Blocking BAFF-R early in ALL promotes killing of leukemic cells. However, if given at later disease stages, efficacy is limited due to TGFβ. Combining VAY736 and a TGFβR1 inhibitor improved treatment efficacy in advanced and drug-resistant ALL. Drug-resistant acute lymphoblastic leukemia (ALL) patients do not respond to standard chemotherapy, and an urgent need exists to develop new treatment strategies. Our study exploited the presence of B-cell activating factor receptor (BAFF-R) on the surface of drug-resistant B-ALL cells as a therapeutic target.

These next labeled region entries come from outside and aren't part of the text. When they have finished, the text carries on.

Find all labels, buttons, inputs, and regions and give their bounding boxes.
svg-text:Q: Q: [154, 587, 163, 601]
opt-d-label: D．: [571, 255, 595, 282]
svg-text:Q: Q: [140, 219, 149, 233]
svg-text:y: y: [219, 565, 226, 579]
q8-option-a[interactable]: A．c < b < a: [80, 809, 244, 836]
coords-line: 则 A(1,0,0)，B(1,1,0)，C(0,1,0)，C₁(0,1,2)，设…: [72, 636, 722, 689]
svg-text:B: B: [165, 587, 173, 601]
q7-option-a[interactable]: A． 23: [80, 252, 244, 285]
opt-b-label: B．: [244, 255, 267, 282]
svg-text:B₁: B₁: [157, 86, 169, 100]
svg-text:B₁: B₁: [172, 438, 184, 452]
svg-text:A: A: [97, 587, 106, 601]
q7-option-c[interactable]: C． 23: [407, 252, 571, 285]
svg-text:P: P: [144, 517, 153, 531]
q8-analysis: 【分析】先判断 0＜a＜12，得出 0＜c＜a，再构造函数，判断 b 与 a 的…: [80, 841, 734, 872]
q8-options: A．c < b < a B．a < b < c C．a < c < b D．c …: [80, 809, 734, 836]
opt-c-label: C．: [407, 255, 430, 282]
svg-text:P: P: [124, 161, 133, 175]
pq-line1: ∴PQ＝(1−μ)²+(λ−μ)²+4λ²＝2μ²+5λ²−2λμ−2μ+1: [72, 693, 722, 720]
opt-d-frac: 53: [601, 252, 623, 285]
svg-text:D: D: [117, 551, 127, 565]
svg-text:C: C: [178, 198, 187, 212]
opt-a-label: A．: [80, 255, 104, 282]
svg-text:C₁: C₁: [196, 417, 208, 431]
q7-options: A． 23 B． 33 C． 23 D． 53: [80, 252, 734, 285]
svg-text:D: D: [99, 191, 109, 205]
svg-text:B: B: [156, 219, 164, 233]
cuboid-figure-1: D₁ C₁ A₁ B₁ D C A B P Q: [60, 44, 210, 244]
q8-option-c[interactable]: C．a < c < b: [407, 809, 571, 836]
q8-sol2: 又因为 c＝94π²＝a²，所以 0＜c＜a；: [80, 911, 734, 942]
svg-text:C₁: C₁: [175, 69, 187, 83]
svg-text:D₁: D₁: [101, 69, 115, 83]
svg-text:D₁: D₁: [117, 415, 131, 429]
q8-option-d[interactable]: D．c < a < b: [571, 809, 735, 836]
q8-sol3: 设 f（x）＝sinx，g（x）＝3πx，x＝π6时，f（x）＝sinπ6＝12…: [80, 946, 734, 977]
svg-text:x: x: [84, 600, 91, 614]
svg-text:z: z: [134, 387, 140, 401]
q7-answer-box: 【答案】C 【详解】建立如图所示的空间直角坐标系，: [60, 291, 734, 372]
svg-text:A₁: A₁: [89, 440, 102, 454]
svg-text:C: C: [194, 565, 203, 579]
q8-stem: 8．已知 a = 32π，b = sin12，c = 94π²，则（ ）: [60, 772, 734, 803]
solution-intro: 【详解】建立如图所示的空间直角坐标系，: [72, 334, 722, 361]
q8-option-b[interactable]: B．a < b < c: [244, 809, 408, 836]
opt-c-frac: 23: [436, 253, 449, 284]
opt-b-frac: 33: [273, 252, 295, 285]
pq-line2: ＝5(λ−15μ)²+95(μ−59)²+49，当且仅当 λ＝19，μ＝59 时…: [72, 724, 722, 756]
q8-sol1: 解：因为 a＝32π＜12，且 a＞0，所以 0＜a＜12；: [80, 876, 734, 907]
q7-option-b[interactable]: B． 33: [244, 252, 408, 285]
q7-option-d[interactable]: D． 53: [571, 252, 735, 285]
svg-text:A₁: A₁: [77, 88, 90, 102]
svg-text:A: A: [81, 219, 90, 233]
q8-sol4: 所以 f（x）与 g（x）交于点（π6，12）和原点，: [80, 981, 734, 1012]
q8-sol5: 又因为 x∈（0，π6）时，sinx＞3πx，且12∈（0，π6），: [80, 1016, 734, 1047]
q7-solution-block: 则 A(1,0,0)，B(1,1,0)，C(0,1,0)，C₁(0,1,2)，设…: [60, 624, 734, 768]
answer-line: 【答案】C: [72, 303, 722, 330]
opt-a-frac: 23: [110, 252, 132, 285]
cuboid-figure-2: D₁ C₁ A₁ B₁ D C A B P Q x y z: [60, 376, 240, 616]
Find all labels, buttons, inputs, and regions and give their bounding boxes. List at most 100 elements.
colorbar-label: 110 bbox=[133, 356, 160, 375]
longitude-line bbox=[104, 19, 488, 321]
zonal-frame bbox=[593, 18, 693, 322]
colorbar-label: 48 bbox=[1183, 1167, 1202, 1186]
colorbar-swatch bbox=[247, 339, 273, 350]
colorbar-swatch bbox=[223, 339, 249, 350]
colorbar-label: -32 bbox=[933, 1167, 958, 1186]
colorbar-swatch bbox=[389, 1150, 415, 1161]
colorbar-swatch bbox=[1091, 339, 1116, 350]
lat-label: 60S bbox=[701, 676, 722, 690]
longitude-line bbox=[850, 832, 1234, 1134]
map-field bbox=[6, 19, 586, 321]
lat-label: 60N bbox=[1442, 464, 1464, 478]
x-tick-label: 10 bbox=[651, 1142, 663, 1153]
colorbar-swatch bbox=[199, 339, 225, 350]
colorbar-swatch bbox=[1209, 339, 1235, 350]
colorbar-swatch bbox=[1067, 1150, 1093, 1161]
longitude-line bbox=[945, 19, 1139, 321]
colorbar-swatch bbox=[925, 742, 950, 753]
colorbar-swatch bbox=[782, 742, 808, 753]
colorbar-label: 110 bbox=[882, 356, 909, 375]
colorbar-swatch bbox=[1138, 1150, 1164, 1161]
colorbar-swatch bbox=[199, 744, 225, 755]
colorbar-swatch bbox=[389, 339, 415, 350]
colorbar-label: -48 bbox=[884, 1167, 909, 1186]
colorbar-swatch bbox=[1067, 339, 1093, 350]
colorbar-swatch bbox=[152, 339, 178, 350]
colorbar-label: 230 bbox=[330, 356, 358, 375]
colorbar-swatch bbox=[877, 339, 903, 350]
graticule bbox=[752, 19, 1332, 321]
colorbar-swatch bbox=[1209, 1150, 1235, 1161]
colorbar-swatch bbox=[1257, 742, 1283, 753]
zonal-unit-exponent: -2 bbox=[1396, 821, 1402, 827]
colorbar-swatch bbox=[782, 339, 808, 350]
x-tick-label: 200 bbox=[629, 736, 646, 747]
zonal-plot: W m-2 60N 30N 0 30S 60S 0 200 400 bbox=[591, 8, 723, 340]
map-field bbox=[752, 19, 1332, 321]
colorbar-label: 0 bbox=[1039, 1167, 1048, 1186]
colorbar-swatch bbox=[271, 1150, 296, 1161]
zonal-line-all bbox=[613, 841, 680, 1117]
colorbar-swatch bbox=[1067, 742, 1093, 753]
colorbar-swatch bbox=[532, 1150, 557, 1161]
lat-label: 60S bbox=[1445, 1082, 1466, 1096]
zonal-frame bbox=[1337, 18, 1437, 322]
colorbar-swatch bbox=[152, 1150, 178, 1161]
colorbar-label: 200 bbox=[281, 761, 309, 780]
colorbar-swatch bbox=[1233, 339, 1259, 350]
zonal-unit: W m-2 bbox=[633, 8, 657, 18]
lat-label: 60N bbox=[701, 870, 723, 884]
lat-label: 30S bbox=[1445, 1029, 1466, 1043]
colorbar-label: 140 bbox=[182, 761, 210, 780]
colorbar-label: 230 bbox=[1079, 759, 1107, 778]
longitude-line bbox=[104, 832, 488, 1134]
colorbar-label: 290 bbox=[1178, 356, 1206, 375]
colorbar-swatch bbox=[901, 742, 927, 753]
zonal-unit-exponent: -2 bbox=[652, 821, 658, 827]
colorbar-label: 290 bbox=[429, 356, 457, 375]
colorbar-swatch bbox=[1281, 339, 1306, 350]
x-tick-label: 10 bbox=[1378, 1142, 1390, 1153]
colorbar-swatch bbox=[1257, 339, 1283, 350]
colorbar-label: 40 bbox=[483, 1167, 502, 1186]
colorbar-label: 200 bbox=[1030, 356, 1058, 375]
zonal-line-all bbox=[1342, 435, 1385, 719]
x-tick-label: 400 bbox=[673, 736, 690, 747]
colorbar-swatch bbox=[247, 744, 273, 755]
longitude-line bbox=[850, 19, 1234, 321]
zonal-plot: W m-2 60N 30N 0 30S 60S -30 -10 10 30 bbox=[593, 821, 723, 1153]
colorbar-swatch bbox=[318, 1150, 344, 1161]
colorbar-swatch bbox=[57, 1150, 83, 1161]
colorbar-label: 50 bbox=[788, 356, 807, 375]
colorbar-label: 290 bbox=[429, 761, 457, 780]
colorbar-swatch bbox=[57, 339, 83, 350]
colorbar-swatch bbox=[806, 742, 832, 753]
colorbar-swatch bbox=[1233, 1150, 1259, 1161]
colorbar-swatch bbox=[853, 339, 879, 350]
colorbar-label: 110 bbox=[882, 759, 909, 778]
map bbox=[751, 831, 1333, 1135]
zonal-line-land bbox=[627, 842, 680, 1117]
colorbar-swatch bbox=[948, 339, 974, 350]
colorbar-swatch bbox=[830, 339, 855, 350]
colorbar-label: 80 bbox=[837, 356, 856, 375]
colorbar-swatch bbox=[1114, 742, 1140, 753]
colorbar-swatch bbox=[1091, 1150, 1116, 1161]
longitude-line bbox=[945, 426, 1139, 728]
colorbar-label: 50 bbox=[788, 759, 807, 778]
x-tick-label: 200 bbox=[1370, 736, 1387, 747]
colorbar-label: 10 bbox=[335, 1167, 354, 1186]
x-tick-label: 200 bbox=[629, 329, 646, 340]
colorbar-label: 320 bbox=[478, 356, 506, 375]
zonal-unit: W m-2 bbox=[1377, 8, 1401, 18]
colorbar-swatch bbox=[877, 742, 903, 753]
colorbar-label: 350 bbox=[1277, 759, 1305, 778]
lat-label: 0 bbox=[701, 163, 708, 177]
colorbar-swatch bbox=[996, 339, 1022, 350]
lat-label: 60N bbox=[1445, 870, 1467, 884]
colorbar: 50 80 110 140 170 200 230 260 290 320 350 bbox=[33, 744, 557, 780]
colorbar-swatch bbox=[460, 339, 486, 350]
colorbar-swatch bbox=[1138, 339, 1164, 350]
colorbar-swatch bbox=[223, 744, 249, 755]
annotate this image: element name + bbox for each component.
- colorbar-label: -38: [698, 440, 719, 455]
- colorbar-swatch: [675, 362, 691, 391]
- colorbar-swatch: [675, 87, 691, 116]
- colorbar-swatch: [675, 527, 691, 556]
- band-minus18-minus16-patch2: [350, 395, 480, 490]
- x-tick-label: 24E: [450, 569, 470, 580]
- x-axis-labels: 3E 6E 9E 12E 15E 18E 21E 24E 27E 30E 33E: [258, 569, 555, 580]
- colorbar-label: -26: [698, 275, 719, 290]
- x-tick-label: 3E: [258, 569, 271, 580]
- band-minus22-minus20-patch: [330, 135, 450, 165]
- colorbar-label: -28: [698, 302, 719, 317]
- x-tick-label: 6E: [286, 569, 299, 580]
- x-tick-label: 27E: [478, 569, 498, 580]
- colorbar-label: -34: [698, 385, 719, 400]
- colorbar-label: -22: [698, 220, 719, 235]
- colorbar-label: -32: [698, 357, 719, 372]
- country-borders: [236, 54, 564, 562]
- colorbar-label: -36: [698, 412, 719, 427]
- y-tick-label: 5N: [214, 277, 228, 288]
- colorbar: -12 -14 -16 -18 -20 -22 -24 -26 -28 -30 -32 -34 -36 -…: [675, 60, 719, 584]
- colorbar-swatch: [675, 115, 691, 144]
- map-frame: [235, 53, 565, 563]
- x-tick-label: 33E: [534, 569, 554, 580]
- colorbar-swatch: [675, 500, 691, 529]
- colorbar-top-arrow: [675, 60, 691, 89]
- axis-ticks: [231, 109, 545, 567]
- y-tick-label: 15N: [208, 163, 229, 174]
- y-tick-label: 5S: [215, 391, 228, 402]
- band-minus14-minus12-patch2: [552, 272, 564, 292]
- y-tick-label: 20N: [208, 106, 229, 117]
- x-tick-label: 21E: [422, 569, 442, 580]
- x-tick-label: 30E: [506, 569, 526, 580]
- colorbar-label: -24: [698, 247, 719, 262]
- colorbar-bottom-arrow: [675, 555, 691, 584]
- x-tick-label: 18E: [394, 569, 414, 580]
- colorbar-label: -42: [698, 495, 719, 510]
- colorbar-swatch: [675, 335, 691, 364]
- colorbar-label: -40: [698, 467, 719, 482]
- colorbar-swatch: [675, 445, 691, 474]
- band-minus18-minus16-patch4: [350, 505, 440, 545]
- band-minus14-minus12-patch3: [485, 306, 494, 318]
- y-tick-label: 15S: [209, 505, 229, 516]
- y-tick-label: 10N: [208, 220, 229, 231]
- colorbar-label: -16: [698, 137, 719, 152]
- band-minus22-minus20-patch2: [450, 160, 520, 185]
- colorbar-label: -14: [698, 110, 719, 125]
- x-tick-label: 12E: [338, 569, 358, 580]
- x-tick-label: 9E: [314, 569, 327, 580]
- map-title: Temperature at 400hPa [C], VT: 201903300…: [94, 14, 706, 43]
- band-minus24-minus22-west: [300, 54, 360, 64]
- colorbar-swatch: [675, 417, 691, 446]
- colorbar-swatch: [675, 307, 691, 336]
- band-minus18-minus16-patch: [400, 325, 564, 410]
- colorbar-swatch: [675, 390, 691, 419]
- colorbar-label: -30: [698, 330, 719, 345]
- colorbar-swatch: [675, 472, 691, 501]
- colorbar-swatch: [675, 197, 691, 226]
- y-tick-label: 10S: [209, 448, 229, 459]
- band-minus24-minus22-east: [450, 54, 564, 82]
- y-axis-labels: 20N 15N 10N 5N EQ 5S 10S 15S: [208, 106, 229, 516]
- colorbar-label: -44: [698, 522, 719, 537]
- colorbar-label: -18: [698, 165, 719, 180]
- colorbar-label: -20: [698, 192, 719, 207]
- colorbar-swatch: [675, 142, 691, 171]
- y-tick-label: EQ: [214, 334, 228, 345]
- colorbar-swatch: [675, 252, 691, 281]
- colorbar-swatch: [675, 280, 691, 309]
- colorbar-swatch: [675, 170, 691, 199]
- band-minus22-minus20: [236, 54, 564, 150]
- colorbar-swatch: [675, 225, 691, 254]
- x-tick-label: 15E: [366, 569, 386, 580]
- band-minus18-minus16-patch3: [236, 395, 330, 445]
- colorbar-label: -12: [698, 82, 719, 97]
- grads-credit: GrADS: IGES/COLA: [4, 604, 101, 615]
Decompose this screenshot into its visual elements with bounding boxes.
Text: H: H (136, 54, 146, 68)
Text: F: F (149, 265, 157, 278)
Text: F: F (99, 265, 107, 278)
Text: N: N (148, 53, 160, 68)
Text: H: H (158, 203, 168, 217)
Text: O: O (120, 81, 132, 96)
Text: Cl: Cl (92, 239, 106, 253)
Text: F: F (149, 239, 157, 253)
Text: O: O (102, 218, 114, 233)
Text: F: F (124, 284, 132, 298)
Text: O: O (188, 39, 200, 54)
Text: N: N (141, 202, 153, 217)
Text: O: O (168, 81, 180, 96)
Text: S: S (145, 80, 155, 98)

We used anti–BAFF-R (VAY736), optimized for natural killer (NK) cell–mediated antibody-dependent cellular cytotoxicity (ADCC), to kill drug-resistant ALL cells. VAY736 antibody and NK cell treatments significantly decreased ALL disease burden and provided survival benefit in vivo. However, if the disease was advanced, the ADCC efficacy of NK cells was inhibited by microenvironmental transforming growth factor-beta (TGFβ). Inhibiting TGFβ signaling in NK cells using the TGFβ receptor 1 (R1) inhibitor (EW-7197) significantly enhanced VAY736-induced NK cell–mediated ALL killing. Our results highlight the potential of using a combination of VAY736 antibody with EW-7197 to treat advance-stage, drug-resistant B-ALL patients.